Opinion: Are pull-up door flaps back in style again?

By daryl, 10 June 2021

When I was growing up, there were several things that withstood the tide of change as I went from the back seat of one Proton to another. Things like Blaupunkt cassette players, air-con 'sejuk beku' and flimsy pull-up door handles; you know, the kind that’s flushed to the door which you lift with four fingers in the hopes that it doesn’t snap in half. 

We also had a Perodua Kancil 850 EX back in the day, finished in a whimsical, yam-purple hue. By the time it was sold, only one of its door handles still had colour on it – the rest were unpainted replacements. 

I remember staring at cars sporting pull-out handles, the kind that’s most common today, in envy at the time. Mercs always had them. And only the most elite products of mainstream brands – think Honda Legend and Hyundai XG – would follow suit back in the 90s’. 

It wasn’t necessarily a case of cheap versus expensive cars, though. Pull-up handles were once the industry standard. Even BMWs up till the E38 7 Series and E39 5er had them. Which brings us to the new BMW 4 Series Gran Coupe (pictured above)… 

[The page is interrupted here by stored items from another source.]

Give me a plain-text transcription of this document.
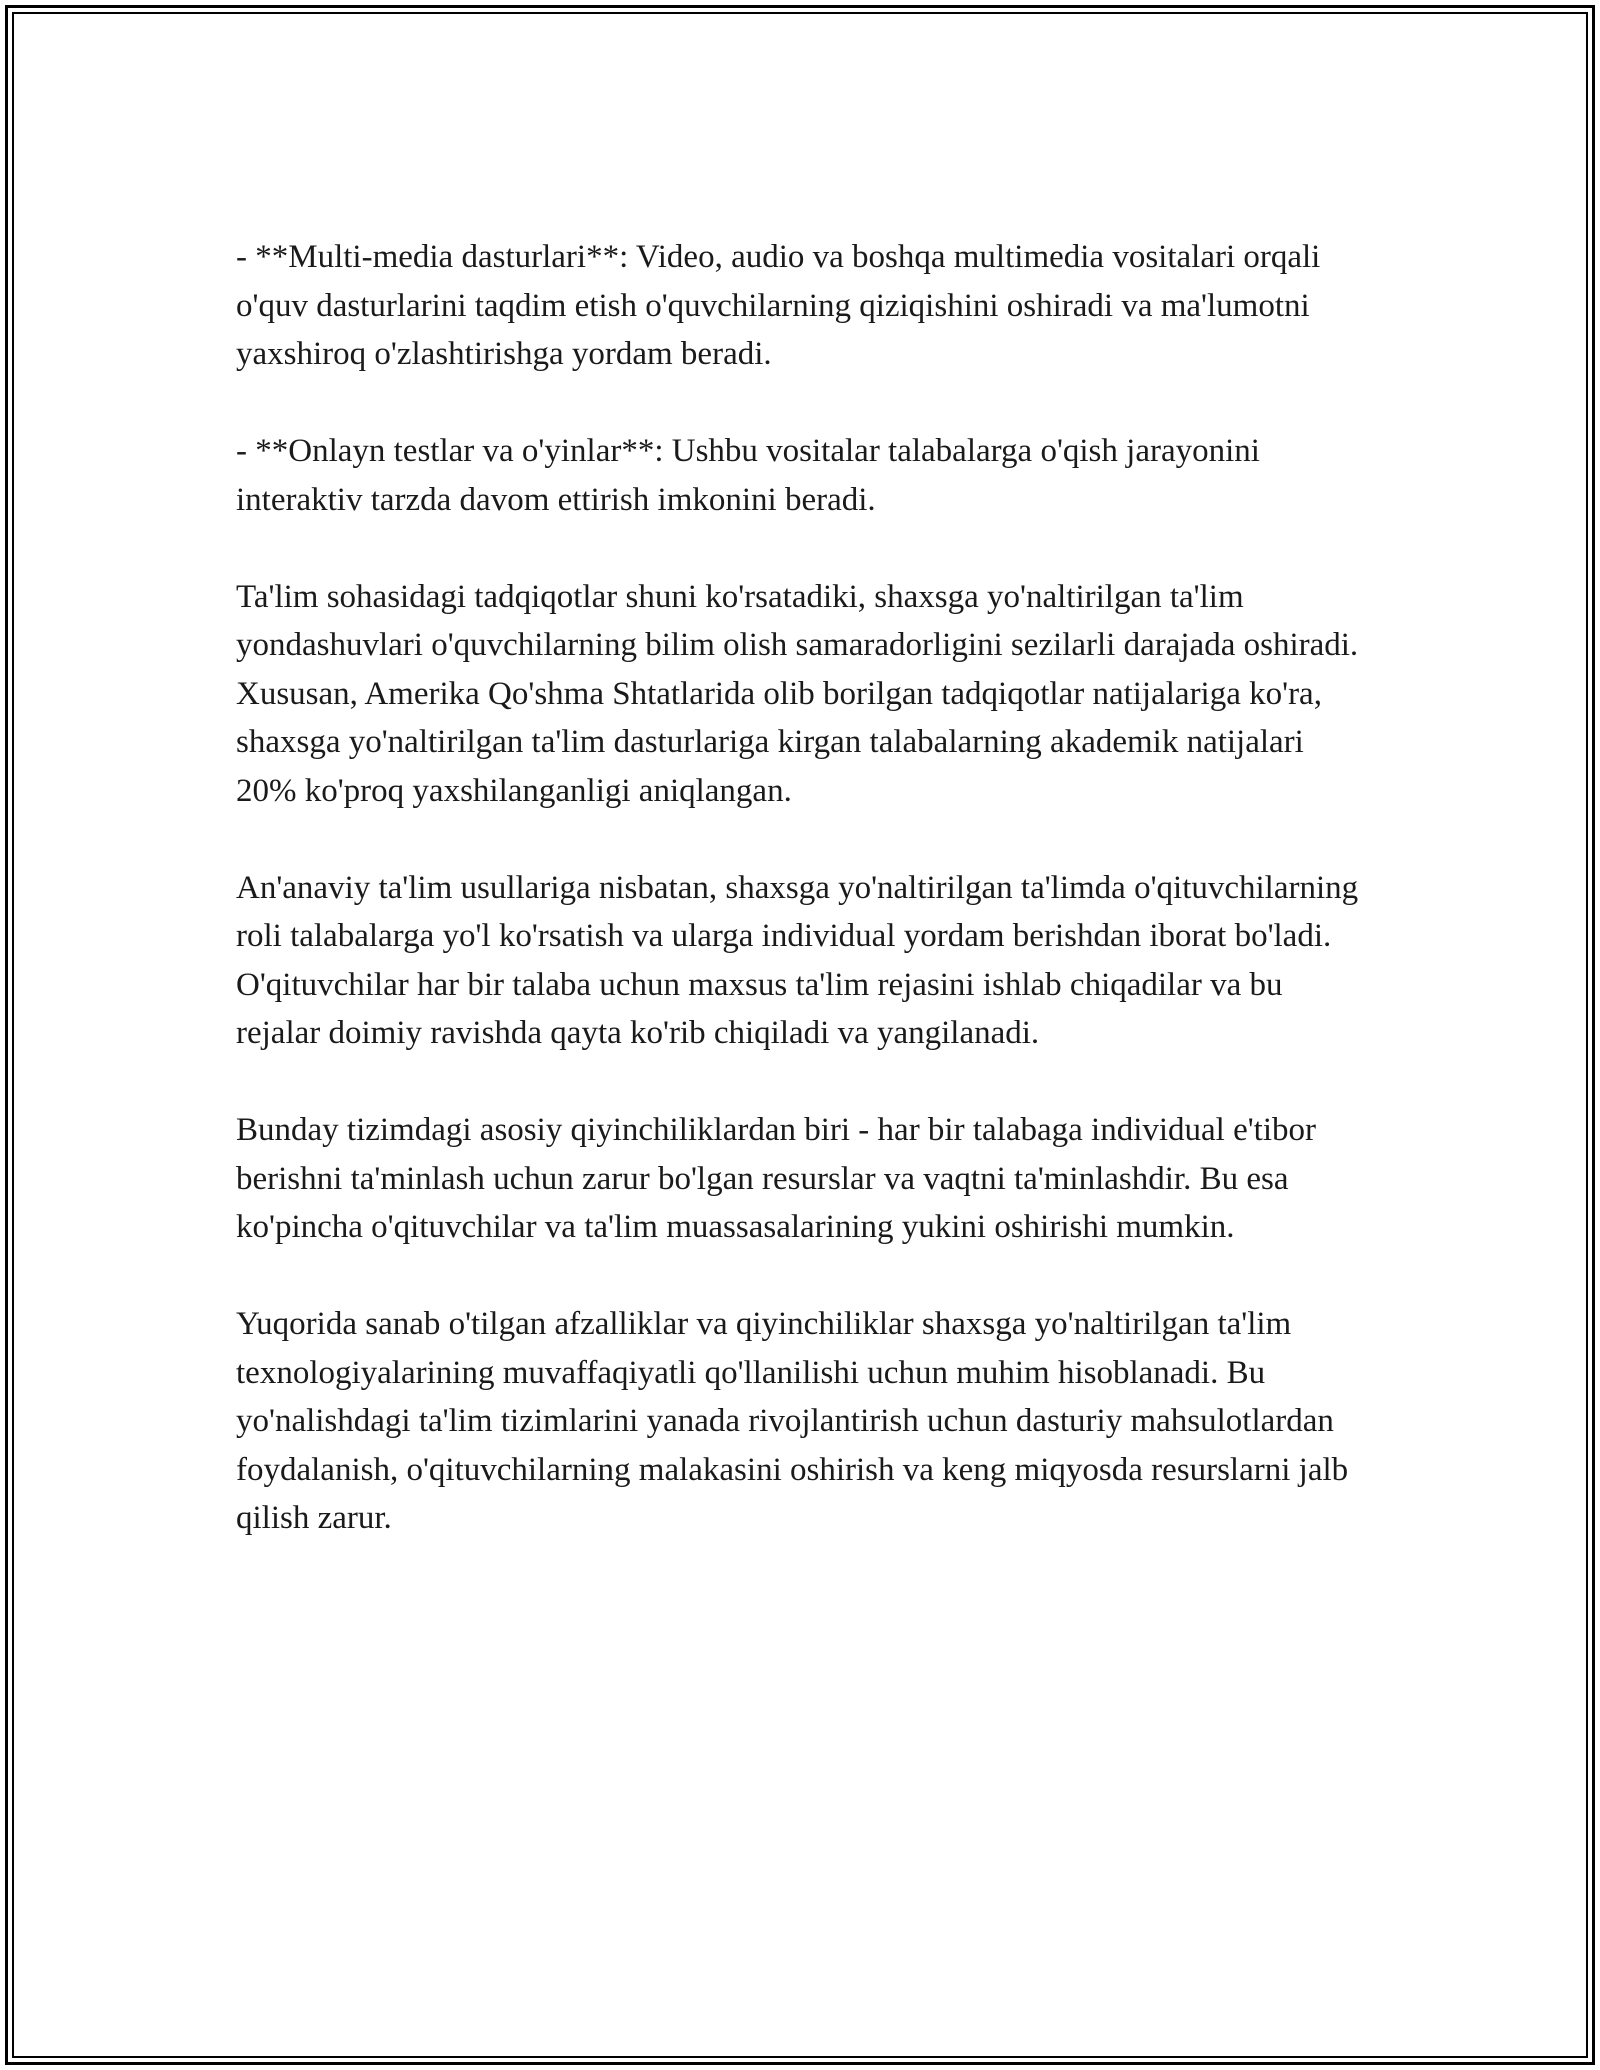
- **Multi-media dasturlari**: Video, audio va boshqa multimedia vositalari orqali o'quv dasturlarini taqdim etish o'quvchilarning qiziqishini oshiradi va ma'lumotni yaxshiroq o'zlashtirishga yordam beradi.

- **Onlayn testlar va o'yinlar**: Ushbu vositalar talabalarga o'qish jarayonini interaktiv tarzda davom ettirish imkonini beradi.

Ta'lim sohasidagi tadqiqotlar shuni ko'rsatadiki, shaxsga yo'naltirilgan ta'lim yondashuvlari o'quvchilarning bilim olish samaradorligini sezilarli darajada oshiradi. Xususan, Amerika Qo'shma Shtatlarida olib borilgan tadqiqotlar natijalariga ko'ra, shaxsga yo'naltirilgan ta'lim dasturlariga kirgan talabalarning akademik natijalari 20% ko'proq yaxshilanganligi aniqlangan.

An'anaviy ta'lim usullariga nisbatan, shaxsga yo'naltirilgan ta'limda o'qituvchilarning roli talabalarga yo'l ko'rsatish va ularga individual yordam berishdan iborat bo'ladi. O'qituvchilar har bir talaba uchun maxsus ta'lim rejasini ishlab chiqadilar va bu rejalar doimiy ravishda qayta ko'rib chiqiladi va yangilanadi.

Bunday tizimdagi asosiy qiyinchiliklardan biri - har bir talabaga individual e'tibor berishni ta'minlash uchun zarur bo'lgan resurslar va vaqtni ta'minlashdir. Bu esa ko'pincha o'qituvchilar va ta'lim muassasalarining yukini oshirishi mumkin.

Yuqorida sanab o'tilgan afzalliklar va qiyinchiliklar shaxsga yo'naltirilgan ta'lim texnologiyalarining muvaffaqiyatli qo'llanilishi uchun muhim hisoblanadi. Bu yo'nalishdagi ta'lim tizimlarini yanada rivojlantirish uchun dasturiy mahsulotlardan foydalanish, o'qituvchilarning malakasini oshirish va keng miqyosda resurslarni jalb qilish zarur.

Forget its massive pair of kidney grilles, or the fact that it’s probably the first fossil fuel offshoot of a modern-day electric car (well, kinda). The first thing that caught my eye about the G24 4GC was the fact that it inherited the flush, pull-up door flaps from its electric counterpart, the BMW i4. 

taycan
bmw i4

It’s oddly nostalgic to see these on a brand-new car in 2021. But I guess that’s one way of changing things up when even cheap runabouts like the Perodua Axia and Proton Saga have gone the other way, be it for cost or safety reasons. 

BMW isn’t even the first to bring pull-up door flaps back in fashion – Porsche beat the Bavarian outfit to it with the Taycan, albeit with a fancier, retractable mechanism that’s not unlike the flush handles seen on newer Astons, Jags, Land Rovers and Teslas. 

Such fixtures probably make more sense in electric cars where every fraction of drag coefficient counts towards range and overall efficiency. But the fact that you’ll now see them on a six-cylinder M440i xDrive Gran Coupe, which is practically a 'sexier' version of the M340i that's so sweet to drive, suggests that a shift in trend might be on the horizon. 

After all, if things like flat dashboards, analogue clocks and wood trim can be cool again, why not flappy handles? On that note, don’t rule out a comeback for gear levers and handbrakes either. 

Who knows what the future has in store for us?